Sorry for such a crappy phone photo, but it was a dark auditorium. In case you didn't get it from the title of this post, I saw Lucy Lippard speak at Mills College last week. She was there to promote her new book, Undermining, and her talk gave a synopsis of the book.
In truth, as much as I admire her, I felt her talk was fairly cursory, and basically covered the same ideas that those such as myself - who fit into center of the Venn diagram of artists, environmental issues, and activists - have debated and explored and focused on for the past ten years. However, I am still thinking about her talk, so I guess it stayed with me.
I took some notes, although she read her talk at a fairly quick pace and I didn't always get everything. Much of what she said that I found interesting was when she quoted someone else, and I didn't always catch who was the source.
What I came away with:
1) Her new book, which she describes as "an extended essay with parallel narratives," focuses on the gravel pit as a metaphor as an antithesis of the city, the lowest level of the landscape, and an example of what humans are doing to the planet.
2) Pueblo Indians farm with gravel mulch to preserve water. (Just thought this fact was cool).

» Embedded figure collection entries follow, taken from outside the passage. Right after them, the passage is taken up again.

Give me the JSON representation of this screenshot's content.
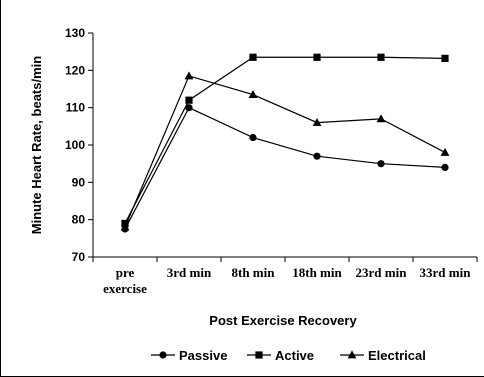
{
  "chart_data": {
    "type": "line",
    "categories": [
      [
        "pre",
        "exercise"
      ],
      [
        "3rd min"
      ],
      [
        "8th min"
      ],
      [
        "18th min"
      ],
      [
        "23rd min"
      ],
      [
        "33rd min"
      ]
    ],
    "series": [
      {
        "name": "Passive",
        "marker": "circle",
        "values": [
          77.5,
          110,
          102,
          97,
          95,
          94
        ]
      },
      {
        "name": "Active",
        "marker": "square",
        "values": [
          79,
          112,
          123.5,
          123.5,
          123.5,
          123.2
        ]
      },
      {
        "name": "Electrical",
        "marker": "triangle",
        "values": [
          78,
          118.5,
          113.5,
          106,
          107,
          98
        ]
      }
    ],
    "xlabel": "Post Exercise Recovery",
    "ylabel": "Minute Heart Rate, beats/min",
    "ylim": [
      70,
      130
    ],
    "yticks": [
      70,
      80,
      90,
      100,
      110,
      120,
      130
    ],
    "grid": false,
    "legend_position": "bottom"
  }
}
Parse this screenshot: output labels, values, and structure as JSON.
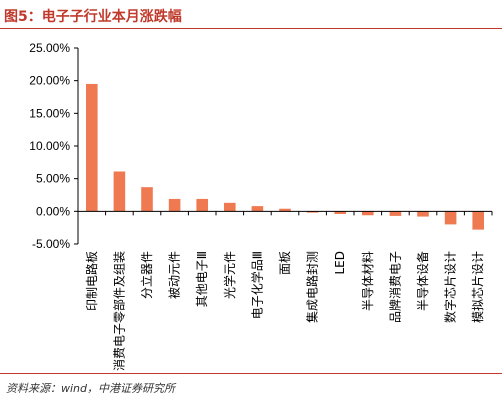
{
  "figure_title": "图5：电子子行业本月涨跌幅",
  "source": "资料来源：wind，中港证券研究所",
  "colors": {
    "bar": "#ef7a52",
    "title": "#c0392b"
  },
  "chart_data": {
    "type": "bar",
    "categories": [
      "印制电路板",
      "消费电子零部件及组装",
      "分立器件",
      "被动元件",
      "其他电子Ⅲ",
      "光学元件",
      "电子化学品Ⅲ",
      "面板",
      "集成电路封测",
      "LED",
      "半导体材料",
      "品牌消费电子",
      "半导体设备",
      "数字芯片设计",
      "模拟芯片设计"
    ],
    "values": [
      19.5,
      6.1,
      3.7,
      1.9,
      1.9,
      1.3,
      0.8,
      0.4,
      -0.2,
      -0.4,
      -0.6,
      -0.7,
      -0.8,
      -2.0,
      -2.8
    ],
    "ylim": [
      -5,
      25
    ],
    "yticks": [
      -5,
      0,
      5,
      10,
      15,
      20,
      25
    ],
    "ytick_labels": [
      "-5.00%",
      "0.00%",
      "5.00%",
      "10.00%",
      "15.00%",
      "20.00%",
      "25.00%"
    ],
    "title": "",
    "xlabel": "",
    "ylabel": ""
  }
}
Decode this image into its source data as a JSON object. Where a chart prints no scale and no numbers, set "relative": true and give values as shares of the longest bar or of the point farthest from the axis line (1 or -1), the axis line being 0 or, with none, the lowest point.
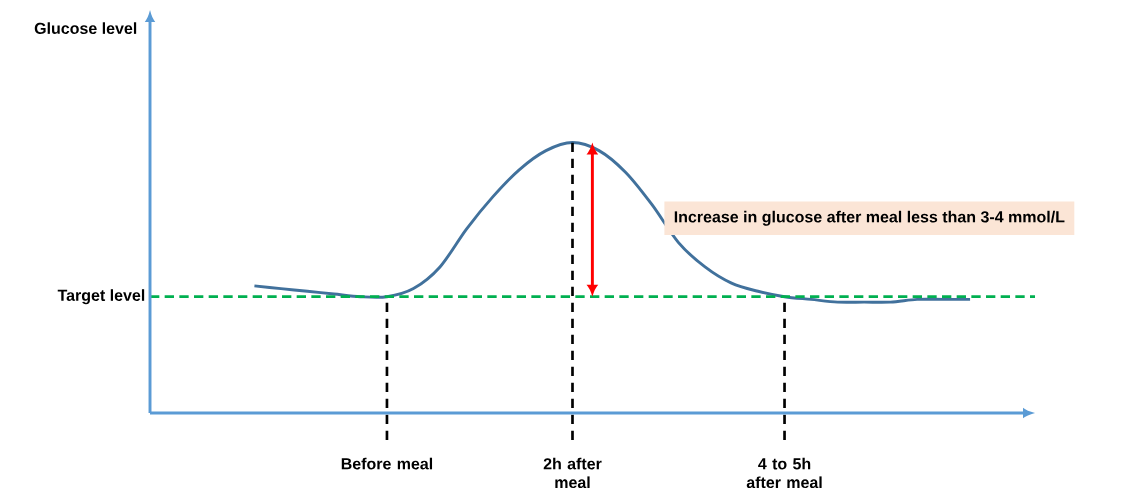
{
  "chart_data": {
    "type": "line",
    "relative": true,
    "categories": [
      null,
      null,
      null,
      null,
      null,
      "Before meal",
      null,
      null,
      null,
      null,
      null,
      null,
      "2h after meal",
      null,
      null,
      null,
      null,
      null,
      null,
      null,
      "4 to 5h after meal",
      null,
      null,
      null,
      null,
      null,
      null,
      null
    ],
    "series": [
      {
        "color": "#41719c",
        "values": [
          0.47,
          0.46,
          0.45,
          0.44,
          0.43,
          0.43,
          0.46,
          0.54,
          0.68,
          0.8,
          0.9,
          0.97,
          1,
          0.97,
          0.89,
          0.77,
          0.63,
          0.54,
          0.48,
          0.45,
          0.43,
          0.42,
          0.41,
          0.41,
          0.41,
          0.42,
          0.42,
          0.42
        ]
      }
    ],
    "ref_lines": [
      {
        "axis": "y",
        "value": 0.43,
        "label": "Target level",
        "color": "#00b050",
        "line_style": "dashed"
      }
    ],
    "annotations": [
      "Glucose level",
      "Increase in glucose after meal less than 3-4 mmol/L"
    ],
    "marker": "none",
    "line_style": "solid",
    "legend": false,
    "grid": "x"
  }
}
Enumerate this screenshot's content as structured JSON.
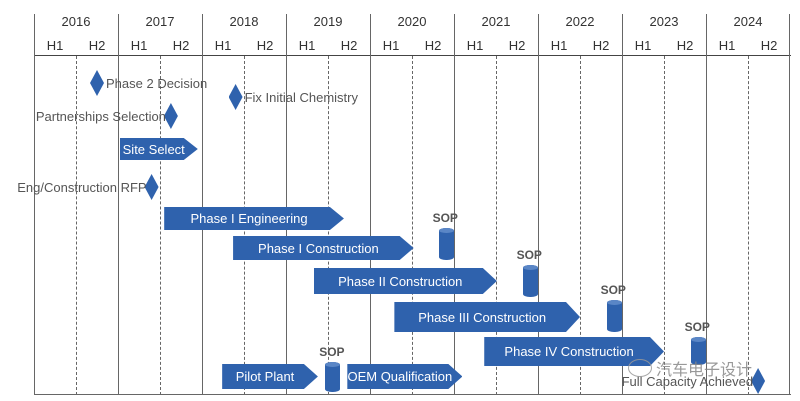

3) On the global margins, emptiness and negative space are more important.
4) "All art is agriculture, not industry" - Carl Andre. Artists like him focused on absence and the dematerialized rather than object.
5) Land Art for Lippard is now, as she stated, "in the rear view mirror." Now she has turned her focus to things like Land Use and Land Appropriation, and the longer she lives in the West, the more she is drawn to the peripherals, the sideshows.
6) Earthworks take their power from distance - from cities, people, and are often instruments for seeing rather than being seen.
7) Remember that places like Trinity and the Nevada Test Sites were the original Ground Zeros.
8) She discussed how photography can be a form of activism by documenting destruction and degradation, and debated when photographers capture images of such, does the beauty they create allow people to look longer at such destruction, or does it hinder the cause by making it beautiful?
9) EcoArt is a response to the destructive tendencies of Land Art, and coincidentally, has more women involved than Land Art did.
10) "It is easier to conceive of the end of the world than the end of capitalism" - didn't get who said this, but it's sooooo true.
11) "Art may not change the world, but it can be a worthy ally to those trying." - Lippard
12) "The Activist is the artist's ashes, artists rise from the ashes of obsolete art."
13) "An artist who is not an activist is a dead artist." - Ai Wei Wei, although Lippard doesn't agree that all artists are activists. Yet she feels that in this global age, everyone needs to be activist of some sort.
14) Lippard has never been to Burning Man, although she's been told that the Rainbow Gatherings are really where it's at. (But hasn't been to one of those either).
15) When asked by a student if this was a call to arms, and if so, what should be done, her response was, "I'm 78 years old. I shouldn't be telling artists what to do. You've got to rise up and do your own."
16) Social ecology and the importance of the local are necessary involvements for artists and activists.